Et il remit la traite dans sa poche, ajoutant :

– Voyez-vous, citoyen, je suis ce qu’on appelle, moi, un homme de confiance. Quand on m’a donné une mission, je l’exécute à la lettre.

– Fort bien, mais…

– La citoyenne Antonia m’a dit : « Vous ne donnerez la traite que lorsqu’on vous aura remis la jeune fille. » Brutus Samson, qui est le premier fonctionnaire de la République, serait là avec son instrument que je ne broncherais pas.

– Mais, s’écria le citoyen X…, c’est que je dois une partie de la somme que j’ai perdue.

– Les dettes de jeu se payent dans les vingt-quatre heures. Or, acheva Bibi, il ne faut pas vingt-quatre heures pour mettre Mlle Aurore en liberté.
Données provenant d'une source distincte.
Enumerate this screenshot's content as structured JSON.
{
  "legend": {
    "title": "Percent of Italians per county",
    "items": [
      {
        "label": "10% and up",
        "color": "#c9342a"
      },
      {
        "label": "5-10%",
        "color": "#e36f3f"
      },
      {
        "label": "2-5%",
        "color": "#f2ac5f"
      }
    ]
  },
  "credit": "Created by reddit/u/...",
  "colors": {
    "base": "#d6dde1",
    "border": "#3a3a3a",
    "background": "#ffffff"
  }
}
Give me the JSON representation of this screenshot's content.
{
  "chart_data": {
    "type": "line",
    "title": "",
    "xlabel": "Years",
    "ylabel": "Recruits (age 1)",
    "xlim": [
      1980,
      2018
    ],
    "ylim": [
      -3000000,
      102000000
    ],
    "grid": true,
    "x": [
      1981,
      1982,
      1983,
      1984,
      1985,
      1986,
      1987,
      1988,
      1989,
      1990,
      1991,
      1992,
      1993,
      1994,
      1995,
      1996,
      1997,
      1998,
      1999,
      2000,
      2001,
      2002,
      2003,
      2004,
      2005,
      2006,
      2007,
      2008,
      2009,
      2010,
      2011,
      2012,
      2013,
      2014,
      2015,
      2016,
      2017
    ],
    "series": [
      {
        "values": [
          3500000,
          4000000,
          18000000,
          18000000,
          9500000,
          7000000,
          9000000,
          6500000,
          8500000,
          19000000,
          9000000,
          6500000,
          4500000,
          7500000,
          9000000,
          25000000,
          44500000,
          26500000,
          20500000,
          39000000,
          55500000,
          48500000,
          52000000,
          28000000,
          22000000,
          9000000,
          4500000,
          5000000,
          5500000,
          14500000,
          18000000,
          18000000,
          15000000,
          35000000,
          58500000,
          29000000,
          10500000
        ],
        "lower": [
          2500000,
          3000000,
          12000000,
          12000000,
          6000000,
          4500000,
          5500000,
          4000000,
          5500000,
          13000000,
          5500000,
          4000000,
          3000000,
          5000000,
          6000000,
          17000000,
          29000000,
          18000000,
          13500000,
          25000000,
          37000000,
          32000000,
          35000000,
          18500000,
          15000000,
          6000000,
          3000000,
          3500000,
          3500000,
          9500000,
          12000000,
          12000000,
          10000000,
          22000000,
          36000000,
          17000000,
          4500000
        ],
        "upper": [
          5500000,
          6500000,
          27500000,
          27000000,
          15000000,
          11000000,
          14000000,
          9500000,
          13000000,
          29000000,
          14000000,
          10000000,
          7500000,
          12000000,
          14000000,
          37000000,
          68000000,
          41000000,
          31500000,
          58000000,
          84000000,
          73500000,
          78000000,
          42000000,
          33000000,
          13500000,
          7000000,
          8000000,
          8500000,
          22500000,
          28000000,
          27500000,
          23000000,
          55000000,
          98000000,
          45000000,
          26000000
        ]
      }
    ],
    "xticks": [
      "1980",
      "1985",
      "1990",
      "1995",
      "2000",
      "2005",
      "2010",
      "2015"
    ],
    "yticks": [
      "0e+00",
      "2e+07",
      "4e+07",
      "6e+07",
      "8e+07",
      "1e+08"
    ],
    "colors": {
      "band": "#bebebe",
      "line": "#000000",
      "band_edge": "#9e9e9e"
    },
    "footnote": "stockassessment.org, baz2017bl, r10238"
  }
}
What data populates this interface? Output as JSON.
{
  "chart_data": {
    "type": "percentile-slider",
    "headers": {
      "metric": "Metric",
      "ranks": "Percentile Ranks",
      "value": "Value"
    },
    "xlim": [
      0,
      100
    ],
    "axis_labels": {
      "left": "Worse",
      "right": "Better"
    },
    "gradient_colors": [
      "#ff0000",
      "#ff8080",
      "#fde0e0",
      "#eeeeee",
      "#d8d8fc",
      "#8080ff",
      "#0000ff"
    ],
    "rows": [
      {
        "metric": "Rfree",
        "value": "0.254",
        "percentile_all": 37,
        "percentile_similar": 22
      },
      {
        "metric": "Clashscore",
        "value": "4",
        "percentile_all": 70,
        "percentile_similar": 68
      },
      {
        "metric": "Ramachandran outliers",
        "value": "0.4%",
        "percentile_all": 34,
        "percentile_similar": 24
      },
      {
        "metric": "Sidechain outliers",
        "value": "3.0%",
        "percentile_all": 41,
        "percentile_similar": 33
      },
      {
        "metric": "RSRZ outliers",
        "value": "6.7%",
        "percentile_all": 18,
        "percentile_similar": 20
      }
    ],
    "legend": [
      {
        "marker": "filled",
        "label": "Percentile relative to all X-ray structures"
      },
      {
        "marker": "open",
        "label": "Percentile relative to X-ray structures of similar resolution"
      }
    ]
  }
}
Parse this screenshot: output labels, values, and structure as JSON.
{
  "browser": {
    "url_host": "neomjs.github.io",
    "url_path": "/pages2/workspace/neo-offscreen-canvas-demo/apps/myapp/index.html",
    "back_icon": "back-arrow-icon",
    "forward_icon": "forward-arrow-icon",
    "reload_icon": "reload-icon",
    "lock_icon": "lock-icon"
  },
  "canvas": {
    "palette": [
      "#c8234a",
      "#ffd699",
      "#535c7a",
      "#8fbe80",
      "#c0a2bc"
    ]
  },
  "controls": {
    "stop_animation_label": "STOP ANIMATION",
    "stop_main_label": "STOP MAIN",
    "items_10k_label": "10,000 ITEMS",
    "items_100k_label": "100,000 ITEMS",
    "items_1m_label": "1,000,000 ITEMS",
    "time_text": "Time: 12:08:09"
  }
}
– Ce n’est pas si facile que tu crois.

– Bah ! c’est simple comme bonjour.

– Hum !

– Vous allez à l’instant même chez le citoyen Robespierre. Il a beau se coucher tard, l’aurore le trouve au travail ; c’est un homme vertueux.

– Et tu crois que Robespierre…

– Robespierre n’a rien à vous refuser.

– Soit, mais aura-t-il le pouvoir ?…

– Oh ! quant à ça, avec deux lignes de son écriture, je m’en charge, moi qui suis un homme de police.

– Je ne comprends rien à ce revirement chez Antonia, disait le citoyen X…

– Ni moi non plus… Voyez-vous, ajouta Bibi, comme il y a dix mille francs au bout, à votre place, je ne chercherais pas à me rien expliquer.

– Vraiment !

– Et je m’en irais tout de suite chez le citoyen Robespierre. À cette condition-là seulement, je vous le répète, la traite sortira de ma poche.

– Eh bien ! soit, dit le citoyen X…

– Voulez-vous que je vous accompagne ?

– Je le veux bien.

– De cette façon, nous irons plus vite, dit Bibi.

Lorsque X… eut repris son chapeau et son manteau :

– Viens ! dit-il.

Et il sortit en murmurant :

– Je veux être guillotiné demain si je comprends rien à la conduite d’Antonia.

Bibi eut un sourire et ne répondit pas.